Au Bureau de Libération Conditionnelle, malgré des efforts d’amélioration considérables avec le recrutement de 25 membres dont cinq enquêteurs en 1939, le recours aux méthodes cliniques dans les décisions de libération reste problématique : Sam Daykin, sociologue et statisticien (actuarist) au Bureau, déclare au sujet des données sociales sur les détenus, [ce matériel] est presque insignifiant, lorsqu’il est mis à la disposition des Bureaux de Libération Conditionnelle, car soit il est difficile à comprendre, soit les données sont trop mal regroupées lorsqu’elles leur sont présentées (Daykin, 1938, EWB, 35, 7). De plus, le potentiel clinique des études de cas par rapport au suivi socio-judiciaire des anciens détenus semble inexploité par les sponsors, en raison de leur charge de travail, comme en attestent certains témoignages concordants, restitués dans un document d’archives, c’est tout juste un arrangement de papier ; combien de fois je vois mon sponsor ? Une fois par mois, lorsqu’il me signe mon rapport ; mon sponsor est un homme sympathique, mais il ne sait rien de ce que je fais, etc. (Problem of sponsorship in one parole district, ar. 1943, EWB, 36, 4). Alors que le Bureau est à son apogée en 1939, avec la meilleure administration de l’histoire de l’État » et l’une des mieux classées [du pays] (Burgess, 1939, EWB, 193, 2), le professeur de droit Puttkammer constate aussi l’absence totale de supervision des individus en conditionnelle (Puttkammer, 1939, EWB, 193, 2). Pourtant, la fonction accordée à la table de prédiction adoptée par le Bureau et validée par l’État est justement de déterminer le degré de supervision par rapport à chaque profil social de détenus, plus encore que de sélectionner les condamnés à libérer. En l’état, les recommandations d’usage de Burgess demeurent lettres mortes. L’outil se voit donc confiné aux procédures décisionnelles, où son utilisation exclusive et mécanique est théoriquement proscrite, mais concrètement probable, étant donné le temps extrêmement limité consacré à chaque candidature lors des réunions mensuelles du Bureau. Les trois sociologues et statisticiens recrutés avaient pour fonction l’élaboration de pronostics et leurs efforts intellectuels, relayés par bien d’autres chercheurs, se concentraient sur l’amélioration des tables, de leur efficacité prédictive dans un contexte d’individualisation de la peine et de libération conditionnelle fragile, dont ils se préoccupaient moins.
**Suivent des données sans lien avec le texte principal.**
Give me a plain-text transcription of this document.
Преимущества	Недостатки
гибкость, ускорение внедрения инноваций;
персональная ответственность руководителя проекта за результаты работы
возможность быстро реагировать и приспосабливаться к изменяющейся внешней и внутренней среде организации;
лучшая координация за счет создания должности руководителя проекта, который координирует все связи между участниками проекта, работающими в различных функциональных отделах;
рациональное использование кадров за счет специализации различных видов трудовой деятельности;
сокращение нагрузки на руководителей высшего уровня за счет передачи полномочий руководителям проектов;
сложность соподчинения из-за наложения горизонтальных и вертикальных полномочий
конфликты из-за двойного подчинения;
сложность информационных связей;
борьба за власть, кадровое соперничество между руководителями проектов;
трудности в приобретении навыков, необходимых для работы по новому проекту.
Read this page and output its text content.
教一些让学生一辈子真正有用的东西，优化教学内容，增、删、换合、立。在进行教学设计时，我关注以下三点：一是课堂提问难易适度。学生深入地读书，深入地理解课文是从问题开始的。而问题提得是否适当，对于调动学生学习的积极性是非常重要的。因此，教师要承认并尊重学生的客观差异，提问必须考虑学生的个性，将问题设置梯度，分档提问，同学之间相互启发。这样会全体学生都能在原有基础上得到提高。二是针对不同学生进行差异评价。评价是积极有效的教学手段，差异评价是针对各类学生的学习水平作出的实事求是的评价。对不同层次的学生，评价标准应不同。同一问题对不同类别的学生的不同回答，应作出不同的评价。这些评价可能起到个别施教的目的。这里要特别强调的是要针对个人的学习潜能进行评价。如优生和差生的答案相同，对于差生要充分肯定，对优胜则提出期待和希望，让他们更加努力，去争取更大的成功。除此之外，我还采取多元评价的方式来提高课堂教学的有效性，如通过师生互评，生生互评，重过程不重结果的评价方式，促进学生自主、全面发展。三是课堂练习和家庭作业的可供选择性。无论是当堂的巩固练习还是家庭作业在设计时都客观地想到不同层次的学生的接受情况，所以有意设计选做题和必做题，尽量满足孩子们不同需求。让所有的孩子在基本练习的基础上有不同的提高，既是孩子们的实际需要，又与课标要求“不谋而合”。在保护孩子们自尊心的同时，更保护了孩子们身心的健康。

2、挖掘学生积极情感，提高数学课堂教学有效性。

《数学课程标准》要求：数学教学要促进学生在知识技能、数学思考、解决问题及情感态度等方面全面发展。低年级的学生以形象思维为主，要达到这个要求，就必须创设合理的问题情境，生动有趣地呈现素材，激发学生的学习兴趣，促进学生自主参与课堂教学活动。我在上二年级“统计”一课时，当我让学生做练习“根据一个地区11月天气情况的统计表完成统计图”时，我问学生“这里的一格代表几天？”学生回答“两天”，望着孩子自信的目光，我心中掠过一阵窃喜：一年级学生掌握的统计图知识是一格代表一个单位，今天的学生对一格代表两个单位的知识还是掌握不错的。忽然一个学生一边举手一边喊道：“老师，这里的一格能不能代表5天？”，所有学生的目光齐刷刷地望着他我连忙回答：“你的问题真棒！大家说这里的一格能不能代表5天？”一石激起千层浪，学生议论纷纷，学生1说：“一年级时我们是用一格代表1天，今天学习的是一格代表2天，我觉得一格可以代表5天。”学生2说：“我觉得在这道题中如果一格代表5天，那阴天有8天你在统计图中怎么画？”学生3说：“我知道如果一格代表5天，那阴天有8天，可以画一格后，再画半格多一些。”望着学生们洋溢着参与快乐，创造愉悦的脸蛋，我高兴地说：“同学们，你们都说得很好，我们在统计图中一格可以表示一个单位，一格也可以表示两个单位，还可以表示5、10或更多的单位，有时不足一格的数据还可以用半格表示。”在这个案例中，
Or, la situation de 1937 annonce bien les difficultés que rencontrera le système de libération conditionnelle. Bon nombre d’inquiétudes font surface : la libération conditionnelle est-elle en danger ? (New York Times, 1936, EWB, 193, 1) ; doit-on abolir le système de la libération conditionnelle ? (Puttkammer, 1939, EWB, 193, 2). Elles ont pour origine les escapades illégales en 1936 de cinq anciens détenus en conditionnelle s’étalant sur quatre jours à Chicago, au cours desquelles trois d’entre eux furent abattus par des policiers. Sous la pression des médias et du public, le Bureau de Libération réagit en réduisant le nombre de sorties carcérales à 500 individus l’année suivante au lieu des 2 500 libérations accordées précédemment chaque année. Cette régression résulta sur le développement d’un sentiment d’injustice dans les prisons, notamment à Joliet où s’organisa, fin 1937, une grève de la faim puis se déclarèrent des émeutes (Burgess, 1937, EWB, 193, 2). Cette même année, le projet de loi Ward-Schnackenberg, dont l’objectif était de réduire le pouvoir du Bureau de Libération Conditionnelle et de donner au juge le droit de fixer une durée de peine minimale et maximale à partir de laquelle le Bureau pouvait agir, fut soutenu par l’opinion publique, hostile à la conditionnelle, impopulaire et mal comprise. Elle était considérée comme une mesure d’indulgence, soucieuse du bien-être des condamnés au détriment de la sécurité des citoyens « honnêtes ». Tenaces et revivifiés lors d’événements tragiques, ces préjugés obligèrent les chercheurs pénalistes à un travail d’information, d’explicitation civique, sous peine de devoir abandonner le système judiciaire aux tergiversations d’une opinion influençable et peu éduquée. Le projet de loi ne prôna pas ouvertement l’abolition de la libération conditionnelle, mais ses intentions sous-jacentes furent dévoilées par la communauté intellectuelle et réformiste :

Son adoption équivalait à la fin de la libération conditionnelle. Ça a été la tendance dans les États où des lois de ce type sont en vigueur. Les peines de prison sont souvent définies avec une durée minimale et maximale si proches l’une de l’autre (‘pas moins de cinq ans ni plus de cinq ans et un jour’) que la libération conditionnelle est exclue et des peines fermes ainsi qu’une libération sans surveillance ont de nouveau cours. En effet, certains des partisans du projet ont franchement admis leur souhait de revenir vers des peines déterminées (Puttkammer, 1939, EWB, 193, 2).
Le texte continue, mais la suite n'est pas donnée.